DexCap targets a different use case entirely — full dexterous hand motion capture rather than gripper-style demonstrations. If your target robot has a dexterous hand rather than a parallel gripper, DexCap-style capture is more appropriate than either PiKA or UMI. See our dexterous hand guide for context on hand hardware options.

Where to Buy

All AgileX PiKA components are available at SVRC. We are an authorized AgileX distributor in North America, handling import, QA, and local support for all AgileX hardware. PiKA hardware ships from Dongguan with a 3-5 week lead time; in-stock units ship within 1-2 business days.

Ready to build your PiKA data collection kit?

Browse PiKA components at SVRC or talk to our team about the right configuration for your use case.
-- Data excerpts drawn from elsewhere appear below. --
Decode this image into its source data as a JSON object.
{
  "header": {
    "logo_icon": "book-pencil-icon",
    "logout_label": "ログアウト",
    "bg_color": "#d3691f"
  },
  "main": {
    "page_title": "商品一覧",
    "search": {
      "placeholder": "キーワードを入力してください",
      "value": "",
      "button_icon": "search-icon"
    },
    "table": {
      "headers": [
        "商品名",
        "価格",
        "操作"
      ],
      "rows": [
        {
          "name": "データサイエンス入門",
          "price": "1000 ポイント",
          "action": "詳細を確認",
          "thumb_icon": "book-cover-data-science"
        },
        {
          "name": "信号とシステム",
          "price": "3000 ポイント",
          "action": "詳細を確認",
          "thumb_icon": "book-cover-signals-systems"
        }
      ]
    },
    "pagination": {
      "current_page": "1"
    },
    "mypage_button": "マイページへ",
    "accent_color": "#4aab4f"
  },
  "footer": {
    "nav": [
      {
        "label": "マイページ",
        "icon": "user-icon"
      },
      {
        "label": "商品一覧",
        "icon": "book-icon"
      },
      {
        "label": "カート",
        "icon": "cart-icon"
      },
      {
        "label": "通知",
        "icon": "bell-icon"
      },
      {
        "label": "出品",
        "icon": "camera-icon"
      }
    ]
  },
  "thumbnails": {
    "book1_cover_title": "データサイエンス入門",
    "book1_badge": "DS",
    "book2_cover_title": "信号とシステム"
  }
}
Shop PiKA Sense-H Talk to the Team

Frequently Asked Questions

What is AgileX PiKA?

AgileX PiKA is a modular hardware system from AgileX Robotics for embodied AI data collection. The system includes five components — PiKA Sense-H (handheld sensor), Gripper-H (arm-mounted gripper), Station-H (UWB positioning beacon), Ego-H (first-person camera), and OS-H (compute backpack) — that together enable human operators to collect manipulation demonstrations without requiring a fixed robot arm to be present during collection.

What is the price of AgileX PiKA?

Component prices at SVRC: PiKA Sense-H $9,998; PiKA Gripper-H $10,998; PiKA Station-H $6,998 each (minimum 2 required); PiKA Ego-H $5,998; PiKA OS-H $59,998. A minimal mobile collection kit (Sense-H + 2x Station-H) starts at approximately $23,994. A full system with all five components and 2 Station-H units is approximately $100,988. Ships from Dongguan, 3-5 week lead time.

Is AgileX PiKA compatible with ROS2 and LeRobot?

Yes. PiKA hardware is ROS2 compatible with Ubuntu 22.04 and ROS2 Humble pre-installed on the OS-H backpack. Data recorded by PiKA can be exported in LeRobot dataset format for training with Hugging Face's framework, including ACT, Diffusion Policy, and other VLA architectures.

How does AgileX PiKA compare to UMI and DexCap?

PiKA provides production-grade reliability with dedicated UWB positioning (Station-H) for accurate spatial anchoring, an optional compute backpack (OS-H) for on-device processing, and commercial support from AgileX and SVRC. UMI is a DIY-friendly academic design using a GoPro-mounted gripper with visual-inertial odometry — lower cost (~$500-2,000 DIY) but requires significant self-setup. DexCap captures full dexterous hand motion for finger-level manipulation, a different use case than PiKA's gripper-focused approach. Choose PiKA for professional data operations; consider UMI for budget-constrained research starting points.